We simulate the electron transfer at the interface between an adsorbed molecule and a substrate, focusing on the resonant transfer channel. Ultra-fast transfer (on the femtosecond time scale) is one of the basic processes in organic solar cells, photocatalysis, color photography, etc.

On the left we summarize our recent findings for isonicotinic acid adsorbed at the surface of TiO2(110). An electron populating the lowest unoccupied+1 molecular orbital (LUMO+1) by absorption of 400eV photons from the N 1s core level is eventually injected into the substrate. The N1s core hole has to be taken into account in the Green's function calculations because of its lowering of molecular energy levels. Read more.

Core-level spectroscopy of organic molecules

Pentacene NEXAFS
In collaboration with experimental groups at the ELETTRA synchrotron, we study the adsorption of organic molecules at metal and semiconducting surfaces. Core-level spectroscopy is a much useful tool on analysis, both on the experimental and theoretical side. Especially, near edge X-ray adsorption (NEXAFS) allows one to determine the orientation of molecules at surfaces, which is a key factor in the functioning of organic electronic devices.

We perform simulation of X-ray absorption and photoemission spectra for molecules. Left is the case of pentacene, for which we demonstrated the presence of azimuthal dichroism (E||x vs E||y), in addition to the well-known polar one (E||z vs E||xy). Read more.
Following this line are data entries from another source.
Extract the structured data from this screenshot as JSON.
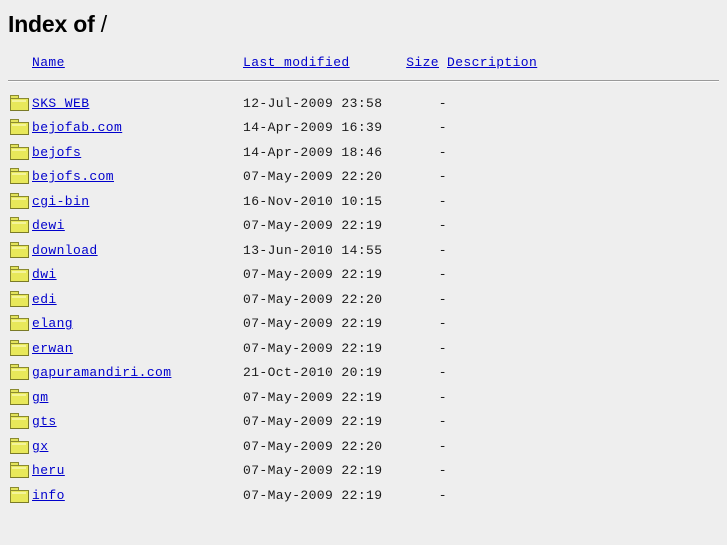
{
  "page": {
    "title_prefix": "Index of",
    "title_path": "/"
  },
  "columns": {
    "icon": "",
    "name": "Name",
    "last_modified": "Last modified",
    "size": "Size",
    "description": "Description"
  },
  "entries": [
    {
      "icon": "folder-icon",
      "name": "SKS_WEB",
      "last_modified": "12-Jul-2009 23:58",
      "size": "-",
      "description": ""
    },
    {
      "icon": "folder-icon",
      "name": "bejofab.com",
      "last_modified": "14-Apr-2009 16:39",
      "size": "-",
      "description": ""
    },
    {
      "icon": "folder-icon",
      "name": "bejofs",
      "last_modified": "14-Apr-2009 18:46",
      "size": "-",
      "description": ""
    },
    {
      "icon": "folder-icon",
      "name": "bejofs.com",
      "last_modified": "07-May-2009 22:20",
      "size": "-",
      "description": ""
    },
    {
      "icon": "folder-icon",
      "name": "cgi-bin",
      "last_modified": "16-Nov-2010 10:15",
      "size": "-",
      "description": ""
    },
    {
      "icon": "folder-icon",
      "name": "dewi",
      "last_modified": "07-May-2009 22:19",
      "size": "-",
      "description": ""
    },
    {
      "icon": "folder-icon",
      "name": "download",
      "last_modified": "13-Jun-2010 14:55",
      "size": "-",
      "description": ""
    },
    {
      "icon": "folder-icon",
      "name": "dwi",
      "last_modified": "07-May-2009 22:19",
      "size": "-",
      "description": ""
    },
    {
      "icon": "folder-icon",
      "name": "edi",
      "last_modified": "07-May-2009 22:20",
      "size": "-",
      "description": ""
    },
    {
      "icon": "folder-icon",
      "name": "elang",
      "last_modified": "07-May-2009 22:19",
      "size": "-",
      "description": ""
    },
    {
      "icon": "folder-icon",
      "name": "erwan",
      "last_modified": "07-May-2009 22:19",
      "size": "-",
      "description": ""
    },
    {
      "icon": "folder-icon",
      "name": "gapuramandiri.com",
      "last_modified": "21-Oct-2010 20:19",
      "size": "-",
      "description": ""
    },
    {
      "icon": "folder-icon",
      "name": "gm",
      "last_modified": "07-May-2009 22:19",
      "size": "-",
      "description": ""
    },
    {
      "icon": "folder-icon",
      "name": "gts",
      "last_modified": "07-May-2009 22:19",
      "size": "-",
      "description": ""
    },
    {
      "icon": "folder-icon",
      "name": "gx",
      "last_modified": "07-May-2009 22:20",
      "size": "-",
      "description": ""
    },
    {
      "icon": "folder-icon",
      "name": "heru",
      "last_modified": "07-May-2009 22:19",
      "size": "-",
      "description": ""
    },
    {
      "icon": "folder-icon",
      "name": "info",
      "last_modified": "07-May-2009 22:19",
      "size": "-",
      "description": ""
    }
  ],
  "colors": {
    "background": "#eeeeee",
    "link": "#0000cc",
    "text": "#000000",
    "rule": "#9a9a9a",
    "folder_fill": "#e8e85a",
    "folder_border": "#8a8a30"
  }
}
Atomic diffusion at metal and oxide surfaces

Co diffusion on Co/Fe(001) We are interested in understanding basic issues for the atomic diffusion on solid surfaces and the nucleation of structures, that play fundamental role in a large variety of physical and chemical processes, from the growth of nanosized clusters, to reactivity in heterogeneous catalysis.

Left is an example of a recent study of Co diffusion on ultrathin Co films grown on Fe(001), where we demonstrated by Density Functional Theory simulations that lattice instability of the Co film (forced by the underlying Fe substrate) yields to a softening of the film itself and in suppression of Co diffusion barriers.